6. The hold thresholds for early file submissions are boosted
Social security has several ways of sanctioning early archivists. No one can be more confusing or surprising to retired workers than the retirement income test. Simply put, the retirement income test allows the SSA to withhold some or all of the early filing benefits if they earn above a pre-set income threshold. In 2021, these income thresholds are directed higher.
For example, early archivists who will not reach full retirement age in 2020 are entitled to earn only up to $ 18,240 per year ($ 1,520 per month) before withholding $ 1 in compensation for every $ 2 in profit. above this threshold. In 2021, early archivists who will not reach full retirement age can earn up to $ 18,960 per year or an additional $ 60 per month ($ 1,580 / month) before opting out.

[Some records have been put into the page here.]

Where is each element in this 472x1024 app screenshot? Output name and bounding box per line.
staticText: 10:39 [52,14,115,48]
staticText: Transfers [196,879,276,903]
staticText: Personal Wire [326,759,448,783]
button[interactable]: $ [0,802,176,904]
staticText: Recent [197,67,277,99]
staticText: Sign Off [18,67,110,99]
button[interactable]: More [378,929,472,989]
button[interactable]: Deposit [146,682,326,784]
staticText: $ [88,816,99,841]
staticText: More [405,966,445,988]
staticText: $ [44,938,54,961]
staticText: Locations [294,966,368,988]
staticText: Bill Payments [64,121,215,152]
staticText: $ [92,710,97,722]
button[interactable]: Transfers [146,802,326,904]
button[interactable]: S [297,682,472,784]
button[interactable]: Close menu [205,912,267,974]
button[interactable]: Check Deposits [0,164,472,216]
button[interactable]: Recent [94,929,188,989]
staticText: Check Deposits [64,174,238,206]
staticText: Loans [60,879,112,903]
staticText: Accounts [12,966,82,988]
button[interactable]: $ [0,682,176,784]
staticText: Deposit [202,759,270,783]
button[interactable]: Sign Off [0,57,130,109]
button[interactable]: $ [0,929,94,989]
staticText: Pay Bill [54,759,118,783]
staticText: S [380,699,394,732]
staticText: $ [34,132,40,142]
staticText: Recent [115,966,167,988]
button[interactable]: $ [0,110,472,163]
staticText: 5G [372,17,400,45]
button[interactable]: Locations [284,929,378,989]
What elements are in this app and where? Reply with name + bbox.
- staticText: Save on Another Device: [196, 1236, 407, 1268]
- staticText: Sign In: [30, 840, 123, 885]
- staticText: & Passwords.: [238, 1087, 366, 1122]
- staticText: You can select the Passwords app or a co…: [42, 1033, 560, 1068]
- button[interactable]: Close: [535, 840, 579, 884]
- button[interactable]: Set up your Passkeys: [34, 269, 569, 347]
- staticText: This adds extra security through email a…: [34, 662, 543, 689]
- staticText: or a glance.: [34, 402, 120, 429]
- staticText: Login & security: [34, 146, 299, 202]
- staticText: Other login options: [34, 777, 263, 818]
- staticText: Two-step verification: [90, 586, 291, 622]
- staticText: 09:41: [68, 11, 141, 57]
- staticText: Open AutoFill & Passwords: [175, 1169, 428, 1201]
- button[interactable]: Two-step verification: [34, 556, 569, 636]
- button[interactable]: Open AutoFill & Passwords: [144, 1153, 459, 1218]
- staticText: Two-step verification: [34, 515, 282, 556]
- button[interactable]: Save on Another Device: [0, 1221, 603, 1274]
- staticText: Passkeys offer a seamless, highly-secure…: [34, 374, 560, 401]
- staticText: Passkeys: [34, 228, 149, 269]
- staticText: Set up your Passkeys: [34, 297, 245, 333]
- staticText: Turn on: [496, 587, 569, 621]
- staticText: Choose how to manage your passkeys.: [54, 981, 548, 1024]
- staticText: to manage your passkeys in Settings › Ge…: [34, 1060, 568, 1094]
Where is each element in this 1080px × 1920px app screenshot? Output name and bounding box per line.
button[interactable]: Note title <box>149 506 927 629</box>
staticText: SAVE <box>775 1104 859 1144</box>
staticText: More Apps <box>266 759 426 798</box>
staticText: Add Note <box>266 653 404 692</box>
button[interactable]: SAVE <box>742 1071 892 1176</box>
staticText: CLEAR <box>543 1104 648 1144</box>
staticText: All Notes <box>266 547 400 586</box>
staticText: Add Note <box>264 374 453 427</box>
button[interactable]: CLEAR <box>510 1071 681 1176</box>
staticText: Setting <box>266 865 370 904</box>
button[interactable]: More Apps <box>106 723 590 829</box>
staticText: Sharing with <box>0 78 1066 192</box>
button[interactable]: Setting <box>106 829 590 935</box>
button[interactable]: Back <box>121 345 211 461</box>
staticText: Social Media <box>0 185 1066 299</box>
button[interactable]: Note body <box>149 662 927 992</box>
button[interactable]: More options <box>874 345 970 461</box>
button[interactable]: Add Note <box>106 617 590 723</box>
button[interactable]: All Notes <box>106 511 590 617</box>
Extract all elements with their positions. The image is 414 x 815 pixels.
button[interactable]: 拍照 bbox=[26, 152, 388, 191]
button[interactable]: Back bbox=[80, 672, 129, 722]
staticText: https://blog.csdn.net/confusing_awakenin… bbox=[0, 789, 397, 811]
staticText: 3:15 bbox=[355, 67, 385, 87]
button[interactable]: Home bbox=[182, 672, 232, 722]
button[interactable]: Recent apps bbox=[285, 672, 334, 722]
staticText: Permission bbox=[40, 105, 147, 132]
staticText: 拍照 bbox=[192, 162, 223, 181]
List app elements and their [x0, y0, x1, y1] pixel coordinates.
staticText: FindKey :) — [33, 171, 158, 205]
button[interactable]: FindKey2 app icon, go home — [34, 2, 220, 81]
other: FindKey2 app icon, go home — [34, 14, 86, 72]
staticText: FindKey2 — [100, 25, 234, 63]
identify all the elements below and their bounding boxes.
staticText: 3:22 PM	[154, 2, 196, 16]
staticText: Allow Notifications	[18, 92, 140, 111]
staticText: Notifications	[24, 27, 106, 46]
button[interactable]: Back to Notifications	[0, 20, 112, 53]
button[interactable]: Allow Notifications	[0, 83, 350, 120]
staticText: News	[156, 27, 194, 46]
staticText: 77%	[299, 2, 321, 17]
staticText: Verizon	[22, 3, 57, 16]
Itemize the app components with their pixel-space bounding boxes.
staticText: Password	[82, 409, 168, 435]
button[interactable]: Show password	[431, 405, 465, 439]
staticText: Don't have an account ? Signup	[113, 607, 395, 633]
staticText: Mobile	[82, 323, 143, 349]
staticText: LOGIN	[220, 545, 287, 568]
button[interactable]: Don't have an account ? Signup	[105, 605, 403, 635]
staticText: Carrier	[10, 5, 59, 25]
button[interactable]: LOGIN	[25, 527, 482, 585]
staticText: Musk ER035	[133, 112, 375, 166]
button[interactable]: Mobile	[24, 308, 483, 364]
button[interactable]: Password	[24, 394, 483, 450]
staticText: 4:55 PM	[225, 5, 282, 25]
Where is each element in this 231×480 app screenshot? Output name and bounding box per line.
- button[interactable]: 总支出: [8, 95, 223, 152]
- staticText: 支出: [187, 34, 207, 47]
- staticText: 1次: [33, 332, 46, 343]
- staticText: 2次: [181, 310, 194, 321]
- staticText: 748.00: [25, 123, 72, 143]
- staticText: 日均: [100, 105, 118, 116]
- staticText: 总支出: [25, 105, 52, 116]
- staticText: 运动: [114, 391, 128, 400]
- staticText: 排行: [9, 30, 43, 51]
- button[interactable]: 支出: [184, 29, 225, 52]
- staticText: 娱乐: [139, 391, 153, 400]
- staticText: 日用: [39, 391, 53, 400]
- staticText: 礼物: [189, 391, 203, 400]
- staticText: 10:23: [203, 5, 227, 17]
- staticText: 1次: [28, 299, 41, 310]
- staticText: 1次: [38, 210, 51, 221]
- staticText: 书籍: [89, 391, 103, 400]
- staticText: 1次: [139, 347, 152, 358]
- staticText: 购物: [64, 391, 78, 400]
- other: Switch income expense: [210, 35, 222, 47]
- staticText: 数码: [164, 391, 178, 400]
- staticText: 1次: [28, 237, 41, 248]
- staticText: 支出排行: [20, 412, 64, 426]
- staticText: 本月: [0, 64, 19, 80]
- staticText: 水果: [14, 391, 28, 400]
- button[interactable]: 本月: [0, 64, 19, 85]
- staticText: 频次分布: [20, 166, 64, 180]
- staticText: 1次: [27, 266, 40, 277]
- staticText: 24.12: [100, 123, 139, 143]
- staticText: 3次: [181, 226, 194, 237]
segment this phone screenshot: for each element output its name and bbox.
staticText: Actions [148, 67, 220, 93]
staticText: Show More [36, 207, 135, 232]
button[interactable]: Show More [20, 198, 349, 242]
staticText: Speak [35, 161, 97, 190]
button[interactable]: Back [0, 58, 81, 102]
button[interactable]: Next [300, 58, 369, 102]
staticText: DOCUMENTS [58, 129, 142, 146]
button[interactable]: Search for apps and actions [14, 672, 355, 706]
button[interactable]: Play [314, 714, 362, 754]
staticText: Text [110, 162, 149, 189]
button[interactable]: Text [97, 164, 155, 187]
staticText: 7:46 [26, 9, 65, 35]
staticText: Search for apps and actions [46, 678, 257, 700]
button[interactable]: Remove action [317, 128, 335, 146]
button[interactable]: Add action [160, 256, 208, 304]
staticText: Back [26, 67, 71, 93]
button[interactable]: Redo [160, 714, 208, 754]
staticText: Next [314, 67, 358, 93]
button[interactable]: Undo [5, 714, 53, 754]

Early archivists who will reach full retirement age in 2021 will also see an increase in the retention threshold. Next year, early archivists who have reached full retirement age at some point in the year will be allowed to earn up to $ 50,520 ($ 4,210 per month) before withholding $ 1 in compensation for every $ 3 in profits above that. prag. For those who are curious, this is an increase of $ 160 per month compared to 2020 levels.
Please note that the retirement benefit test is no longer applicable once you reach full retirement age (regardless of when you claimed benefits), and withheld benefits are returned to recipients in the form of a larger monthly payment after reaching full retirement age.
7. You will have to earn more to qualify for a pension benefit
Last but not least, but certainly not least, working Americans will have to try a little harder to qualify as a retired Social Security worker.
However, as you may have heard, Social Security is not simply given to someone for being born in the United States. To receive a pension benefit, you will have to have earned 40 lifetime employment credits, of which a maximum of four credits can be earned each year. These loans are granted according to the individual’s income for a given year.
For example, workers received a lifetime employment loan in 2020 with $ 1,410 in earned income. In other words, if a worker earns at least $ 5,640 in earned income ($ 1,410 X 4) this year, he or she will receive a maximum of four credits.
In 2021, you will need $ 1,470 in earned income to earn one lifetime loan, or $ 5,880 for the entire year to maximize your Social Security work loans.
Although people will have to work a little harder to provide social security pension benefits, the ranking bar is set relatively low.